- Born: March 28, 1920 Villa Mella, Dominican Republic
- Died: April 29, 2008 (aged 88) Villa Mella, Dominican Republic

= Sixto Minier =

Dominican folklorist and spiritual leader (1920–2008)

Sixto Minier (March 28, 1920 - April 29, 2008) was a folklorist in the Dominican Republic. He is recognized for his leadership of the group "Los Congos de Villa Mella," a longstanding spiritual brotherhood or "cofradia" in the Dominican Republic whose practices belong to the complex of Caribbean cultural expressions of the African diaspora. "Los Congos de Villa Mella" were named to the UNESCO list of Intangible Cultural Heritage in 2001. Minier was honored by the city of New York "for his contribution to preserving African heritage in the Dominican Republic" (2001).

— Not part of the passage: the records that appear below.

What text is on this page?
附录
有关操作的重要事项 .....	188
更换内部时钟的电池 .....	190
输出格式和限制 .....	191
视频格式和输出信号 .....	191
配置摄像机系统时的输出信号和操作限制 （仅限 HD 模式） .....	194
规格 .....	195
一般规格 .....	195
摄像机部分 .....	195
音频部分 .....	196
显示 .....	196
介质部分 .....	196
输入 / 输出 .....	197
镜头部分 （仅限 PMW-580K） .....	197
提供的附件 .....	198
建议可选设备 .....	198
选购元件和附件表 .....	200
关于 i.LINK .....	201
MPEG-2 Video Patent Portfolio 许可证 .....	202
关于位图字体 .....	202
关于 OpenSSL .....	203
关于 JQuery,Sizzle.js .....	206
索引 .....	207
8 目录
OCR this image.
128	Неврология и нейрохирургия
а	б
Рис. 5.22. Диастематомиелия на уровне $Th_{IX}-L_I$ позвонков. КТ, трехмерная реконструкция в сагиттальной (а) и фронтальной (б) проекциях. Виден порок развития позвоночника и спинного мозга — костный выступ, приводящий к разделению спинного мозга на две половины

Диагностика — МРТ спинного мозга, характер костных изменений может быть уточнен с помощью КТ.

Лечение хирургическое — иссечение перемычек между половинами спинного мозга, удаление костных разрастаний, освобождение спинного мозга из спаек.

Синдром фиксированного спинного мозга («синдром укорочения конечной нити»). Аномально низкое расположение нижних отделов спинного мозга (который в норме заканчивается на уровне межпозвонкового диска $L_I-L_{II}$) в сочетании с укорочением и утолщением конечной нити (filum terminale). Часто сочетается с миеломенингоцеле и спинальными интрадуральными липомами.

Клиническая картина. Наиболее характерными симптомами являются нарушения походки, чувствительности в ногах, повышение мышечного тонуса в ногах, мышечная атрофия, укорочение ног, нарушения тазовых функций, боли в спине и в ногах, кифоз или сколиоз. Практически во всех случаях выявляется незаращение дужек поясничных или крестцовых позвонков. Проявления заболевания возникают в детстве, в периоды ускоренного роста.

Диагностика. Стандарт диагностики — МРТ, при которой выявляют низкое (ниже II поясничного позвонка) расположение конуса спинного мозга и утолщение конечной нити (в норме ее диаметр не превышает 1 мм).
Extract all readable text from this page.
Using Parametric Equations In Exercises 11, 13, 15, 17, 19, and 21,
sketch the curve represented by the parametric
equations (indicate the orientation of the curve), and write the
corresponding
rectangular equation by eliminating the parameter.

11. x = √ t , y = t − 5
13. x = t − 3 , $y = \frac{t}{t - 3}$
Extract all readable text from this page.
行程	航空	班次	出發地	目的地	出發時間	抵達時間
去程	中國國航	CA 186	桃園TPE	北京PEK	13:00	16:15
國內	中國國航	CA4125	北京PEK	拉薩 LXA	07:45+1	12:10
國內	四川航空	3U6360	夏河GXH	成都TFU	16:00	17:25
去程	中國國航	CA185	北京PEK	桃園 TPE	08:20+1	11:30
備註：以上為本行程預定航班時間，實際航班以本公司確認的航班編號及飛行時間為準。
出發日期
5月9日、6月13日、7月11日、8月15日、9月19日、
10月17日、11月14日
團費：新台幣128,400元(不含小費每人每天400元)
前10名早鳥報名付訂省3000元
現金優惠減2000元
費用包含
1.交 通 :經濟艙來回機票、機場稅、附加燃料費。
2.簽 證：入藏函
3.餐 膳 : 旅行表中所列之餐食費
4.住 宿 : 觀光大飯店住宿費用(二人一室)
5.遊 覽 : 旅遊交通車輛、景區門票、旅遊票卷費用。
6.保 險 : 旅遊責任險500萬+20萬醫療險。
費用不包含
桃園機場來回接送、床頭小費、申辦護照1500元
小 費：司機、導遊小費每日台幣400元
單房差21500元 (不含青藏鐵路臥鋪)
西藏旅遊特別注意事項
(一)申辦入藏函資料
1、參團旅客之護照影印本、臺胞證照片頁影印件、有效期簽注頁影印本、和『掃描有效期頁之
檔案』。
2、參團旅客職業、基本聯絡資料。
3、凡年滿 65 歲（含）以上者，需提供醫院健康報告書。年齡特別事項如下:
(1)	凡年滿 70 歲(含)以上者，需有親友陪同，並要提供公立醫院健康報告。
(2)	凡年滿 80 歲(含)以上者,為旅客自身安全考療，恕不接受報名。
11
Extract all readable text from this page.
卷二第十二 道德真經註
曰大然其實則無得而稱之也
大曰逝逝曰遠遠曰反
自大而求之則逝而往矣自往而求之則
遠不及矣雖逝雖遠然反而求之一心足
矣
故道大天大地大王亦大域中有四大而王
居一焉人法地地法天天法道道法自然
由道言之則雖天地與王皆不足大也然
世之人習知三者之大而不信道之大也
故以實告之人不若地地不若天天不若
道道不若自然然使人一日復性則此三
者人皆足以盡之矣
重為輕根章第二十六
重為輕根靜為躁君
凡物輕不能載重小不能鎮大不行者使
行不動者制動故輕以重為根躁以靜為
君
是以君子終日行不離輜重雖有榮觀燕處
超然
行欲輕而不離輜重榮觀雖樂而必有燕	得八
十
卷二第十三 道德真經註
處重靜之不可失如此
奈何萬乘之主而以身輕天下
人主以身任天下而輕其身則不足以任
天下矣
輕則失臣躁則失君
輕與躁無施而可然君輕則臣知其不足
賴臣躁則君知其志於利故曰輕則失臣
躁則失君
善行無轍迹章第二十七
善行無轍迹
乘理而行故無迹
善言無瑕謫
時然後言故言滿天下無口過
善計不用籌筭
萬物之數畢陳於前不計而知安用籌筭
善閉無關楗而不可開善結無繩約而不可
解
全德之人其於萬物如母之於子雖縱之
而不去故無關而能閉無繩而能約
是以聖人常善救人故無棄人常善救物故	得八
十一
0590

The Dominican Government recognized him as "living heritage of Dominican folklore."

==Other awards and recognition==
In 1999, the Bayahonda Cultural Foundation conferred upon Minier the title of "Dominican Folklore Mentor." The last major recognition he received prior to his death was in 2008, during the 11th International Book Fair in Santo Domingo, Dominican Republic, "for his role in guaranteeing the continuation of the knowledge, processes, and traditional artistic techniques of the Dominican Republic."

==Death==
Minier died at the age of 88 (although some say he was older), from complications brought on by prostate cancer and kidney problems. Upon his death, he was widely considered a national treasure in the Dominican Republic for his contributions to the nation's art and folklore. Minier learned the traditions and practices of Los Congos de Villa Mella from his mother. Together with another Los Congos member, Pío Brazoban, from the 1960s forward Minier taught over 50 other congregants living in Mata Los Indios, a community in the northern outskirts of Santo Domingo that to this day lacks many basic services, and whose inhabitants often grapple with socioeconomic concerns.

==Bibliography==
Hernández Soto, Carlos. Morir en Villa Mella: Ritos funerarios Afrodominicanos. Santo Domingo: Centro Para La Investigación y Acción Social en el Caribe, 1996.